There was a silence. Her heart beat. Tobie said, ‘I want to say something. Since Julius left, you must have exchanged messages with his company. Friczo Straube in Thorn. The agents in Augsburg and Cologne. When you were with him, they did well. What is the state of his business now?’

She was silent.

Tobie said, ‘You don’t want to say it, because Julius proved himself a good manager both here and in Venice. But we know Anna brought him no money. Perhaps she burdened him with considerable debts. And the company obviously hasn’t recovered, although he has been too proud or too vain to tell us. Anna must have had great hopes of the African gold when Kathi told her about it. And Julius thought it important enough to abandon his office to juniors and join her in Caffa. It was a rash thing to do, unless he was fairly sure that Nicholas would use the gold to help him.’

Gelis drew a deep breath. She kept her voice steady, because it was so important and she was so glad it was in the open.

‘Everyone thought it was coming to Caffa last autumn,’ she said. ‘But it didn’t.

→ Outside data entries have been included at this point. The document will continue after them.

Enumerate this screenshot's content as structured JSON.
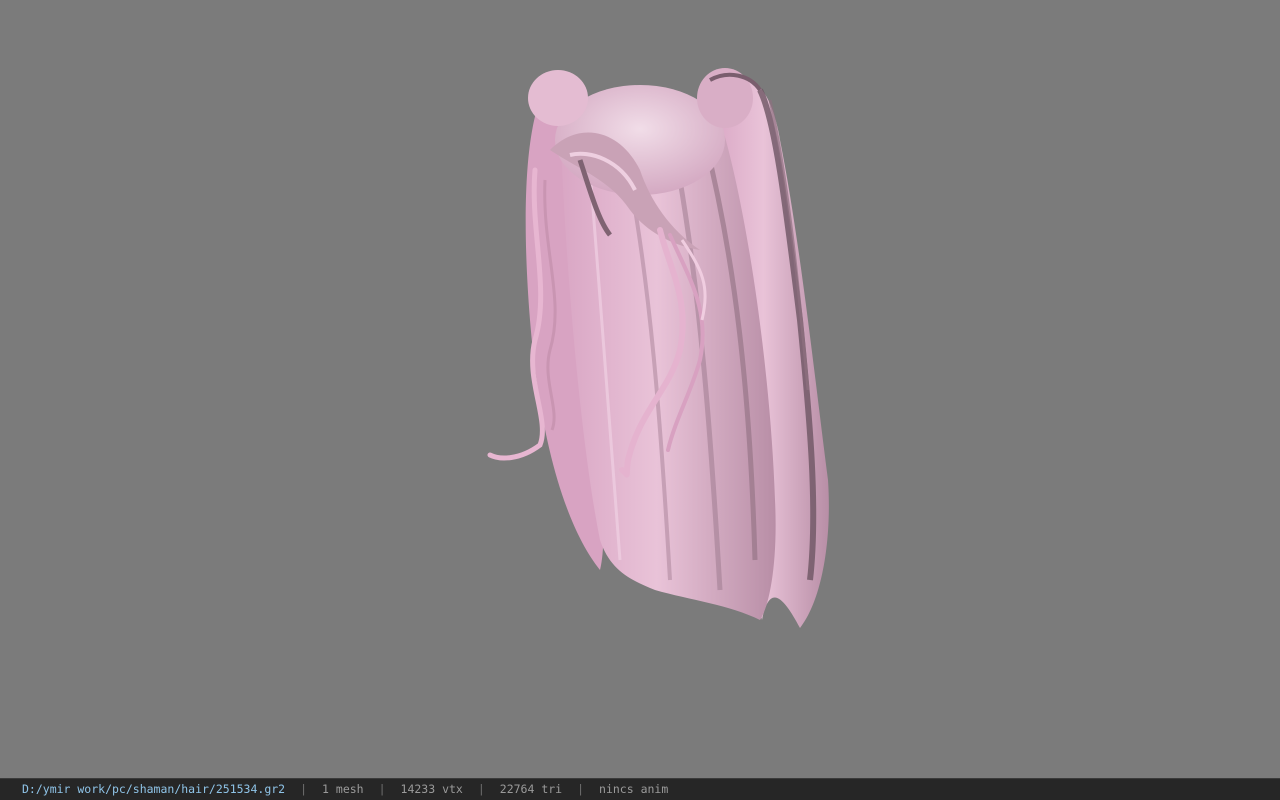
{
  "viewport": {
    "background": "#7b7b7b",
    "model": {
      "subject": "pink-ponytail-hair-mesh",
      "hair_color": "#e6b8d4"
    }
  },
  "status_bar": {
    "file_path": "D:/ymir work/pc/shaman/hair/251534.gr2",
    "separator": "|",
    "mesh_count": "1 mesh",
    "vertex_count": "14233 vtx",
    "triangle_count": "22764 tri",
    "animation": "nincs anim"
  }
}
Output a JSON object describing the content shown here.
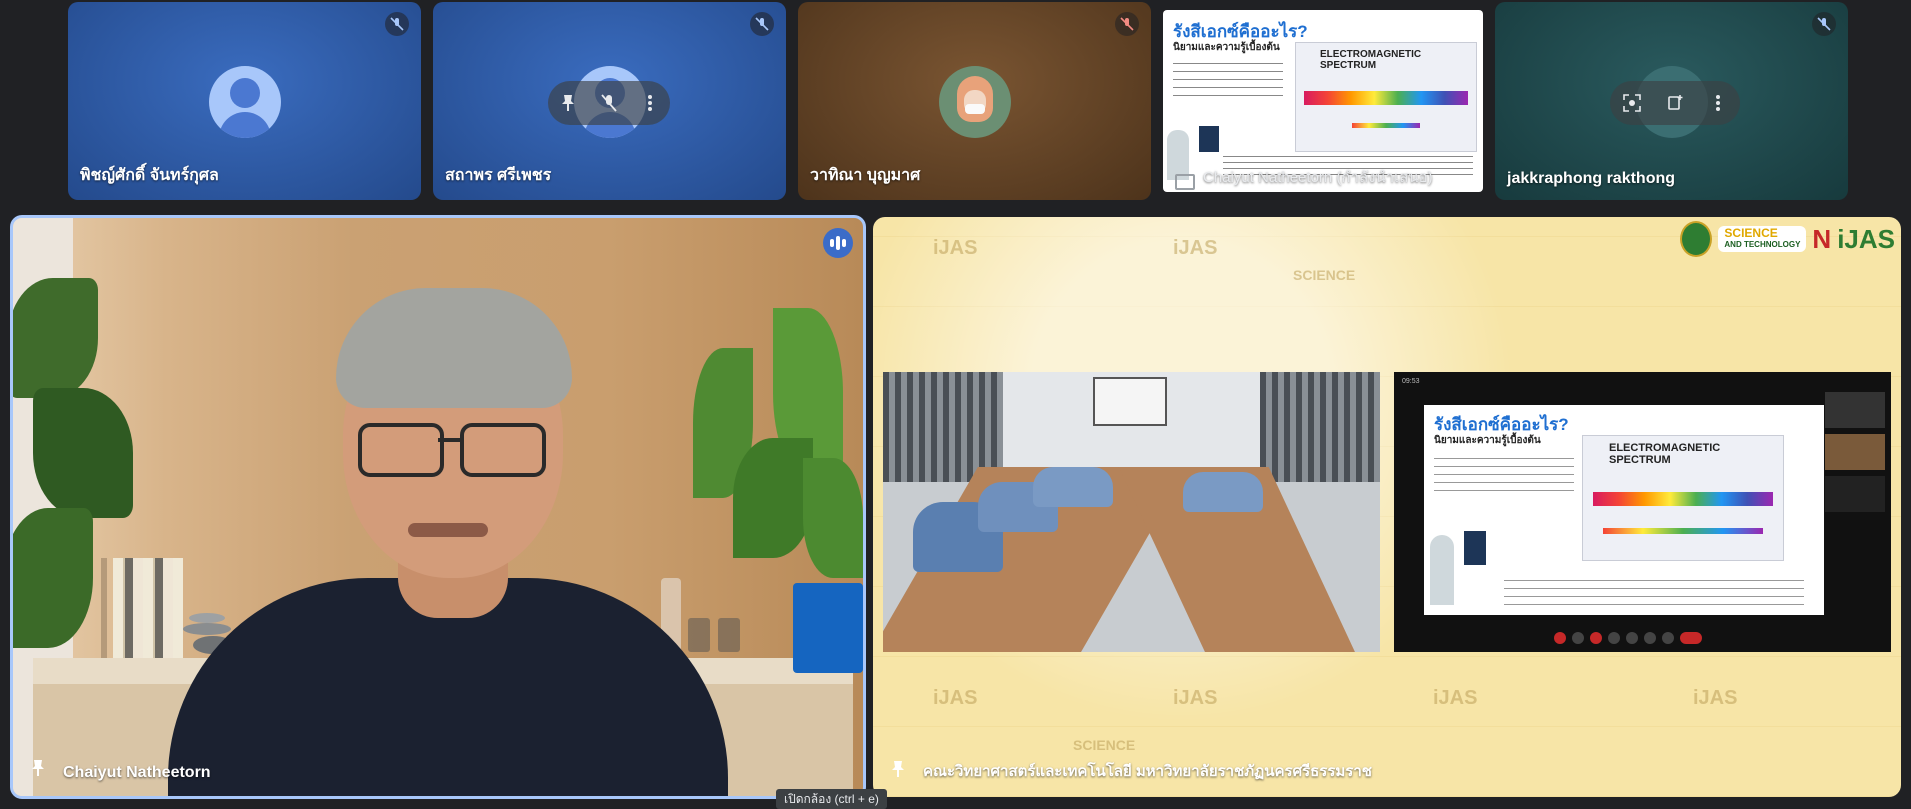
{
  "participants": [
    {
      "name": "พิชญ์ศักดิ์ จันทร์กุศล",
      "muted": true
    },
    {
      "name": "สถาพร ศรีเพชร",
      "muted": true
    },
    {
      "name": "วาทิณา บุญมาศ",
      "muted": true
    },
    {
      "name": "Chaiyut Natheetorn (กำลังนำเสนอ)",
      "muted": false
    },
    {
      "name": "jakkraphong rakthong",
      "muted": true
    }
  ],
  "mini_slide": {
    "title": "รังสีเอกซ์คืออะไร?",
    "subtitle": "นิยามและความรู้เบื้องต้น",
    "spectrum_label": "ELECTROMAGNETIC SPECTRUM"
  },
  "main_speaker": {
    "name": "Chaiyut Natheetorn"
  },
  "presentation": {
    "caption": "คณะวิทยาศาสตร์และเทคโนโลยี มหาวิทยาลัยราชภัฏนครศรีธรรมราช",
    "brand_1": "iJAS",
    "brand_2": "SCIENCE",
    "brand_3": "AND TECHNOLOGY",
    "inner_slide_title": "รังสีเอกซ์คืออะไร?",
    "inner_slide_subtitle": "นิยามและความรู้เบื้องต้น",
    "inner_spectrum_label": "ELECTROMAGNETIC SPECTRUM",
    "inner_clock": "09:53"
  },
  "tooltip": "เปิดกล้อง (ctrl + e)",
  "colors": {
    "bg": "#202124",
    "blue_tile": "#2f5ea9",
    "active_border": "#a8c7fa",
    "brown_tile": "#6b4a2a",
    "teal_tile": "#1f4a4e"
  }
}
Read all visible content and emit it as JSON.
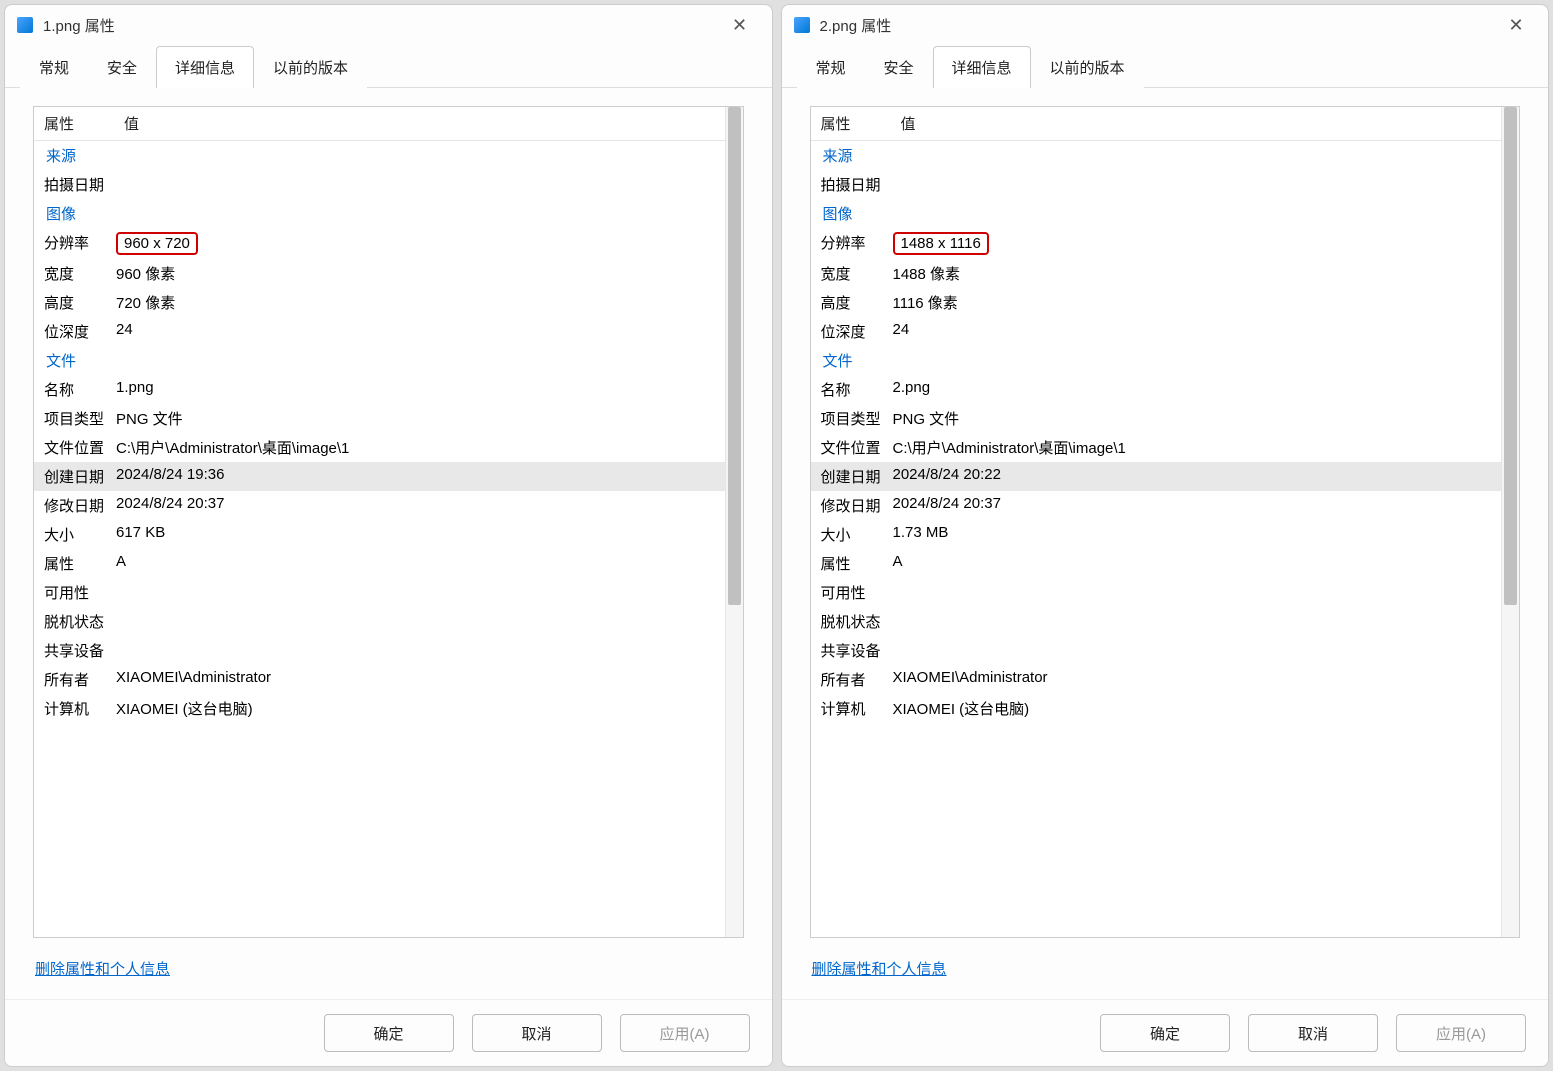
{
  "windows": [
    {
      "title": "1.png 属性",
      "tabs": [
        "常规",
        "安全",
        "详细信息",
        "以前的版本"
      ],
      "activeTab": 2,
      "header_prop": "属性",
      "header_val": "值",
      "sections": [
        {
          "label": "来源",
          "rows": [
            {
              "name": "拍摄日期",
              "value": ""
            }
          ]
        },
        {
          "label": "图像",
          "rows": [
            {
              "name": "分辨率",
              "value": "960 x 720",
              "boxed": true
            },
            {
              "name": "宽度",
              "value": "960 像素"
            },
            {
              "name": "高度",
              "value": "720 像素"
            },
            {
              "name": "位深度",
              "value": "24"
            }
          ]
        },
        {
          "label": "文件",
          "rows": [
            {
              "name": "名称",
              "value": "1.png"
            },
            {
              "name": "项目类型",
              "value": "PNG 文件"
            },
            {
              "name": "文件位置",
              "value": "C:\\用户\\Administrator\\桌面\\image\\1"
            },
            {
              "name": "创建日期",
              "value": "2024/8/24 19:36",
              "hl": true
            },
            {
              "name": "修改日期",
              "value": "2024/8/24 20:37"
            },
            {
              "name": "大小",
              "value": "617 KB"
            },
            {
              "name": "属性",
              "value": "A"
            },
            {
              "name": "可用性",
              "value": ""
            },
            {
              "name": "脱机状态",
              "value": ""
            },
            {
              "name": "共享设备",
              "value": ""
            },
            {
              "name": "所有者",
              "value": "XIAOMEI\\Administrator"
            },
            {
              "name": "计算机",
              "value": "XIAOMEI (这台电脑)"
            }
          ]
        }
      ],
      "remove_link": "删除属性和个人信息",
      "buttons": {
        "ok": "确定",
        "cancel": "取消",
        "apply": "应用(A)"
      }
    },
    {
      "title": "2.png 属性",
      "tabs": [
        "常规",
        "安全",
        "详细信息",
        "以前的版本"
      ],
      "activeTab": 2,
      "header_prop": "属性",
      "header_val": "值",
      "sections": [
        {
          "label": "来源",
          "rows": [
            {
              "name": "拍摄日期",
              "value": ""
            }
          ]
        },
        {
          "label": "图像",
          "rows": [
            {
              "name": "分辨率",
              "value": "1488 x 1116",
              "boxed": true
            },
            {
              "name": "宽度",
              "value": "1488 像素"
            },
            {
              "name": "高度",
              "value": "1116 像素"
            },
            {
              "name": "位深度",
              "value": "24"
            }
          ]
        },
        {
          "label": "文件",
          "rows": [
            {
              "name": "名称",
              "value": "2.png"
            },
            {
              "name": "项目类型",
              "value": "PNG 文件"
            },
            {
              "name": "文件位置",
              "value": "C:\\用户\\Administrator\\桌面\\image\\1"
            },
            {
              "name": "创建日期",
              "value": "2024/8/24 20:22",
              "hl": true
            },
            {
              "name": "修改日期",
              "value": "2024/8/24 20:37"
            },
            {
              "name": "大小",
              "value": "1.73 MB"
            },
            {
              "name": "属性",
              "value": "A"
            },
            {
              "name": "可用性",
              "value": ""
            },
            {
              "name": "脱机状态",
              "value": ""
            },
            {
              "name": "共享设备",
              "value": ""
            },
            {
              "name": "所有者",
              "value": "XIAOMEI\\Administrator"
            },
            {
              "name": "计算机",
              "value": "XIAOMEI (这台电脑)"
            }
          ]
        }
      ],
      "remove_link": "删除属性和个人信息",
      "buttons": {
        "ok": "确定",
        "cancel": "取消",
        "apply": "应用(A)"
      }
    }
  ]
}
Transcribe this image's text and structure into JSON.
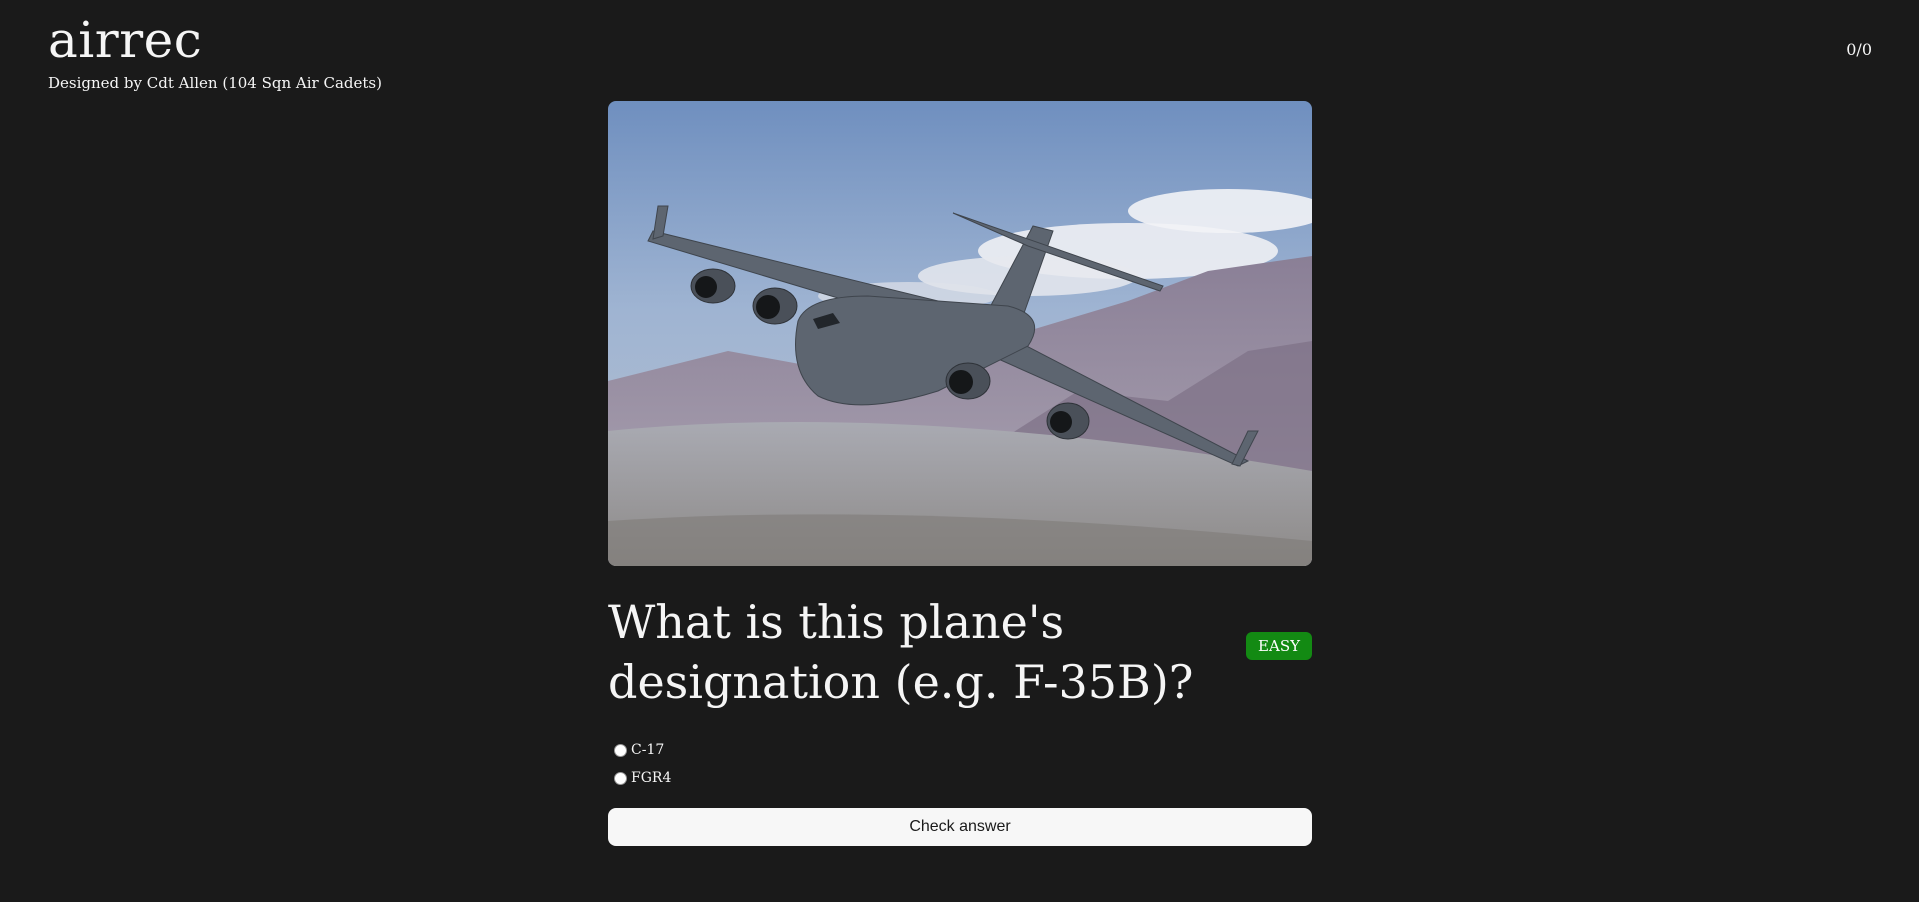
{
  "header": {
    "title": "airrec",
    "subtitle": "Designed by Cdt Allen (104 Sqn Air Cadets)",
    "score": "0/0"
  },
  "quiz": {
    "image_subject": "C-17 transport aircraft flying over mountains",
    "question": "What is this plane's designation (e.g. F-35B)?",
    "difficulty": "EASY",
    "difficulty_color": "#138a13",
    "options": [
      {
        "label": "C-17"
      },
      {
        "label": "FGR4"
      }
    ],
    "check_label": "Check answer"
  }
}
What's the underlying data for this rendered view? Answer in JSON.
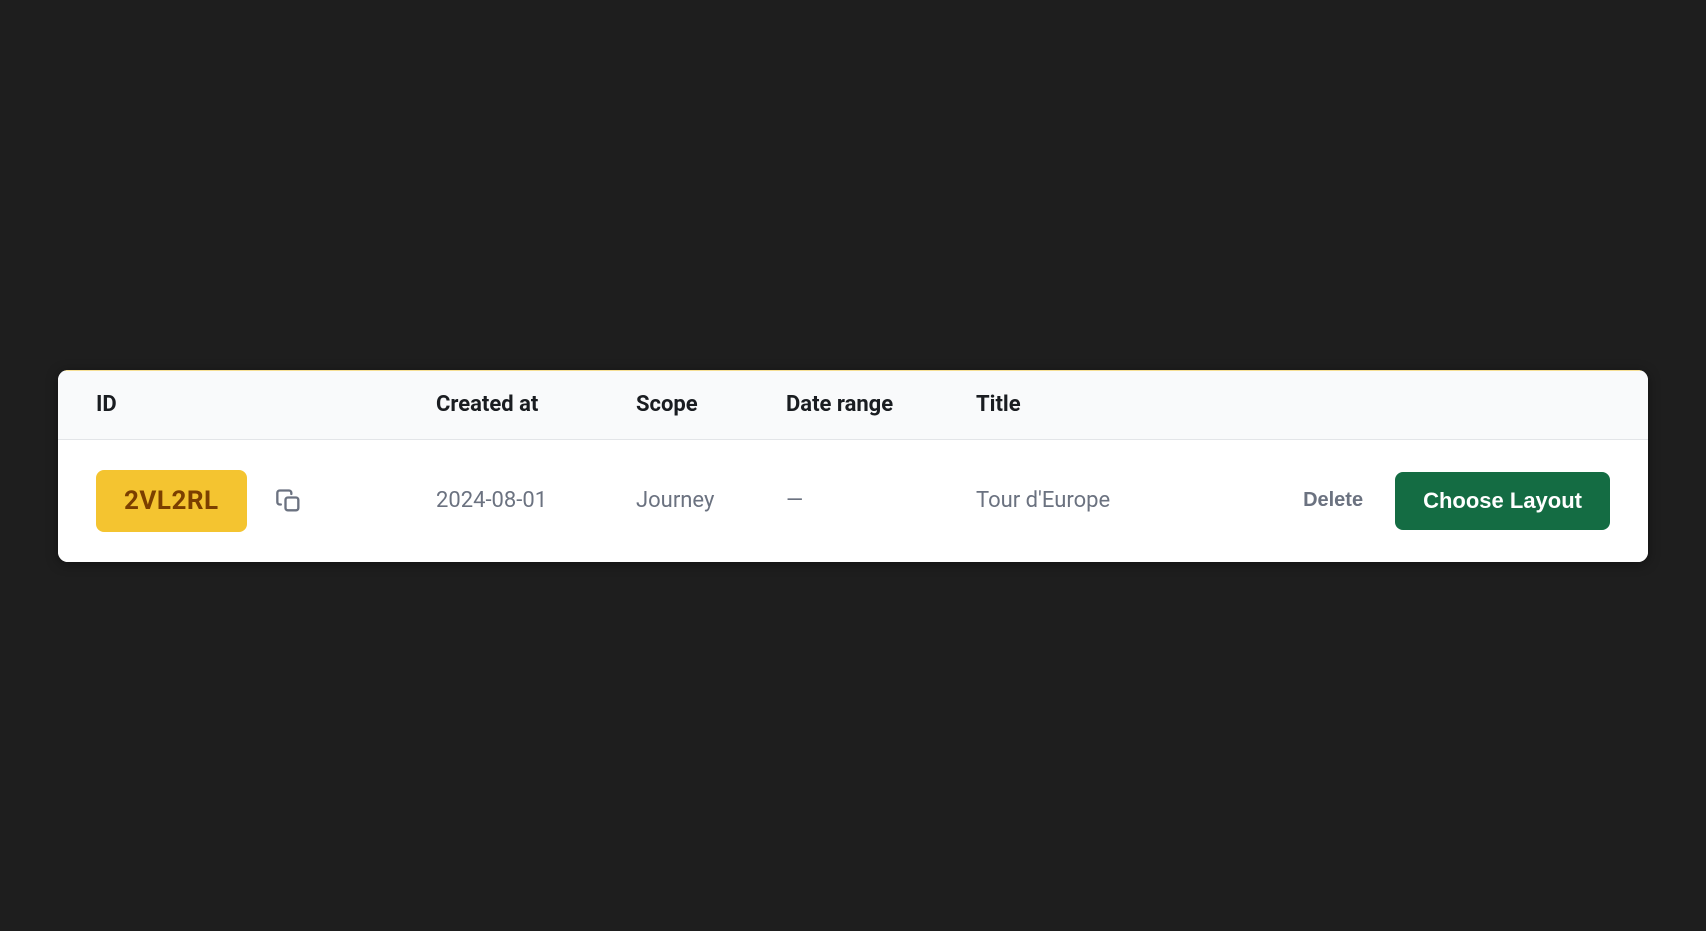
{
  "table": {
    "headers": {
      "id": "ID",
      "created_at": "Created at",
      "scope": "Scope",
      "date_range": "Date range",
      "title": "Title"
    },
    "rows": [
      {
        "id": "2VL2RL",
        "created_at": "2024-08-01",
        "scope": "Journey",
        "date_range": "—",
        "title": "Tour d'Europe"
      }
    ],
    "actions": {
      "delete": "Delete",
      "choose_layout": "Choose Layout"
    }
  }
}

Nicholas knew, as late as last November, that it was still buried in Cyprus. By January it had gone, but it couldn’t have reached the Crimea through the winter. If Ochoa dug it up, everyone would have to wait until the spring.’

‘Ochoa didn’t dig it up,’ Tobie said. ‘A Hanse ship is just in, with some Genoese merchants. They all rushed to their quarter as if reporting the plague, but I heard some waterfront gossip. Everyone knows Ochoa de Marchena. They said the Genoese captured him during the winter, and he was killed trying to escape. There was no mention of gold. And that was in February.’